If you look at Revelation’s structure, Jesus’ return is fully described, rather than merely announced, only in chapter 19. The first resurrection is in chapter 20. People argue that you don’t have the Believers called the Church during the tribulation. But you don’t have them called that in heaven either! And also, why is this FIRST RESURRECTION occurring in chapter 20 and including those who died DURING THE TRIBULATION? How many trumpets can come after the last trumpet in 1 Corinthians 15? How many enemies come after the last enemy is subdued, after the resurrection of the righteous in that same chapter? How are you going to have antichrist spirit arising after the last enemy, death, has been subdued with the resurrection of the Dead?
“Jesus’s coming” (parousia) is conjoined with us “meeting” Him in the air in 1 Thessalonians 4. Parousia, is the greek term, and is usually used of royal officials, especially conjoined to a word like “meeting.” And “meeting” was used in that context so as that it wasn’t the royal official who changed direction, but rather that the people would go out to meet the royal official and escort him on his way “to the city.” They would enter with him.
“His appearance” (epiphaneia) i.e. “every eye will see Him.” That is our hope, not some mysterious, secret disappearance that sneaks up on us.
Paul applies Jesus’ end time teachings in Matthew 24 to the context of his teachings in 1 and 2 Thessalonians. When Paul refers to the last trumpet in 1 Corinthians 15, he is referring to the same trumpet that Jesus spoke of in Matthew 24, which signifies the end of tribulation and the return of Christ, and the gathering together of the saints unto Him. Romans 8 declares that we will come into the Kingdom with Him as joint heirs. The pretrib view states that the believers are raptured up to “meet Jesus in the clouds at the last trumpet and so shall we ever be with the Lord.” But where in all of scripture does that point to, or ever suggest going back to heaven as part of the equation? Nowhere. But in proper context, it denotes believers being transformed, and caught up to the clouds at His appearing, and gathered unto Him, as every eye who ever lived beholds Him, and bows before Him, and then the faithful are to descend upon the earth as joint heirs of the promise with Him and set up the eternal Kingdom on the Earth, as is depicted in Revelation 11:15 at the sounding of the 7th and final trumpet. At this trumpet, Jesus comes down to recieve the earth as His physical Kingdom. He destroys His enemies, rids the earth of fallen humanity forever, binds the Sa’tan to eternal judgment, holds His marriage supper of the Lamb, of which He promised that He would neither eat bread, nor drink wine again until He obtained His kingdom, at the final supper before His crucifixion. The earth, is at this point, once again Eden. There are no more mortals present upon His earth. Jesus is King!
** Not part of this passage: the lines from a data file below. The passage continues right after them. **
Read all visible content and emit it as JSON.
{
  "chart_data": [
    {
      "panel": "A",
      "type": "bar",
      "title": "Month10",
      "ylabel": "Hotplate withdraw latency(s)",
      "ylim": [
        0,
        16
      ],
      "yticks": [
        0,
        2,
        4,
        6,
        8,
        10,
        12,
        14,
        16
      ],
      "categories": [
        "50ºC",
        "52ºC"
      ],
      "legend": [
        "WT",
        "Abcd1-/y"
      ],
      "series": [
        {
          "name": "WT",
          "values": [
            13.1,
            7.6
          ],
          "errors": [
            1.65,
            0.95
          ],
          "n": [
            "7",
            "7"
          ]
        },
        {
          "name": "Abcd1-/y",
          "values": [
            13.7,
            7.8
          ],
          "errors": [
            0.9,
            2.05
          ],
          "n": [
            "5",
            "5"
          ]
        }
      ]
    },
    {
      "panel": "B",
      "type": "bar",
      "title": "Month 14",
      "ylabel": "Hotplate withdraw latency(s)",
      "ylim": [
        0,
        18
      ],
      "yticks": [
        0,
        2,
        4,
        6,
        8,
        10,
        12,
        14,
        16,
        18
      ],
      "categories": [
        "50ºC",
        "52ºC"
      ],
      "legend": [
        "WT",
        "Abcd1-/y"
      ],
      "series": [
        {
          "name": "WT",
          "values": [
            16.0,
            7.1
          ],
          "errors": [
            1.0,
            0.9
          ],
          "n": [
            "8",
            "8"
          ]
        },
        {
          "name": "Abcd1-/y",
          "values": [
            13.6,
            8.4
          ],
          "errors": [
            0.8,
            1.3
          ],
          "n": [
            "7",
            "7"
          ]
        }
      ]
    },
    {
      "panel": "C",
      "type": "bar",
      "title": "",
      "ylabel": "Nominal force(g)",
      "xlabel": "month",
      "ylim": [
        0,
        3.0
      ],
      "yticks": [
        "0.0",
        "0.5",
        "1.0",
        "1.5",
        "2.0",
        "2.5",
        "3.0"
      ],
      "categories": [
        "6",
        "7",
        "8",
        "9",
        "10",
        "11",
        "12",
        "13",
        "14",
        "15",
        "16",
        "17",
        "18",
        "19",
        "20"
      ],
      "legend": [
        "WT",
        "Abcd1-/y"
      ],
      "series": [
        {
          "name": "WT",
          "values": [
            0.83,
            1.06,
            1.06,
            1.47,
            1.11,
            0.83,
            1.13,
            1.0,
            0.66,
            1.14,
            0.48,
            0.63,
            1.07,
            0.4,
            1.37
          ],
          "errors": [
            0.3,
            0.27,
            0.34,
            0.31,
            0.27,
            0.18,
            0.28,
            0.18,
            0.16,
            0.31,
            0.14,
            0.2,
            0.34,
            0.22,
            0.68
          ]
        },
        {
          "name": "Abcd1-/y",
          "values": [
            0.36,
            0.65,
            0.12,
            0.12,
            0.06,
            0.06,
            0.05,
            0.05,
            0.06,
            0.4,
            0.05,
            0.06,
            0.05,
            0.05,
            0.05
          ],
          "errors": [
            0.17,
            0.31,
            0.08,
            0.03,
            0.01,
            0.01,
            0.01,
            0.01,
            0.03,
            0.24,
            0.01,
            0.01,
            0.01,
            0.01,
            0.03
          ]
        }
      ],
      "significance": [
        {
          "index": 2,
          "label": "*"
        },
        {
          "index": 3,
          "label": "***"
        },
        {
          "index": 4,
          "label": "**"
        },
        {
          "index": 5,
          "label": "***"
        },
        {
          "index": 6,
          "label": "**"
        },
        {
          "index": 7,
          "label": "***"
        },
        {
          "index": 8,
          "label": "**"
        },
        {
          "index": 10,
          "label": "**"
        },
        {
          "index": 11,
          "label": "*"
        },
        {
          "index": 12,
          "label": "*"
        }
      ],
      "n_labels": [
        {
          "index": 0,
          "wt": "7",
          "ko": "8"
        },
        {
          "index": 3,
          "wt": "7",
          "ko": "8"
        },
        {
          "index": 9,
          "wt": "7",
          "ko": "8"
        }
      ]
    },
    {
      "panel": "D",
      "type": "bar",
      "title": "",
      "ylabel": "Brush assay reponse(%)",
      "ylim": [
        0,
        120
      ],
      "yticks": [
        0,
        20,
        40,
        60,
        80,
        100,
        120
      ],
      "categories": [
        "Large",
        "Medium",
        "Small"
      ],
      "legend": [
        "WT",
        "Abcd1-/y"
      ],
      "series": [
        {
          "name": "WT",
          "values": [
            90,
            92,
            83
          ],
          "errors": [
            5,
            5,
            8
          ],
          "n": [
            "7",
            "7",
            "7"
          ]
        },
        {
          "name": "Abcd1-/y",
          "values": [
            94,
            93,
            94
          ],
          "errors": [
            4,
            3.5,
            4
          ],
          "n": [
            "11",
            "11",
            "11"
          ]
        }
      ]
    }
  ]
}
Up until 1820 there were different views on the millennium. But until 1820 no one had proposed, as far as can be determined by any clear evidence, that the church would be taken out before the tribulation. It has been said that early church fathers (referring to 2nd, 3rd, and 4th century ones, [not the Apostles or anyone directly tied to them]) wrote of this view, but that is due to pulling statements from their writings, out of the whole to support this concept. When I discovered this it gave me great courage to go back and review the scripture in context, against what others have taught on this matter without the presupposed viewpoint that has infiltrated the western church in the last nearly 200 years. And I approached them afresh and asked myself, “Had I not been taught either way, would I, thru fresh eyes determine that all of the scripture in context points to one single event or some elusive moment breaking away from the whole? When I saw it without denominational filters and bias, it was clear and all of a sudden, non-confusing. Not only did it no longer separate Jesus’ coming into two different confusing parts, but I also realized I didn’t just want my ears tickled, and to believe whatever someone says, but rather that I wanted the truth without mixture, no matter how tough the truth was. When I asked for that, He immediately obliged.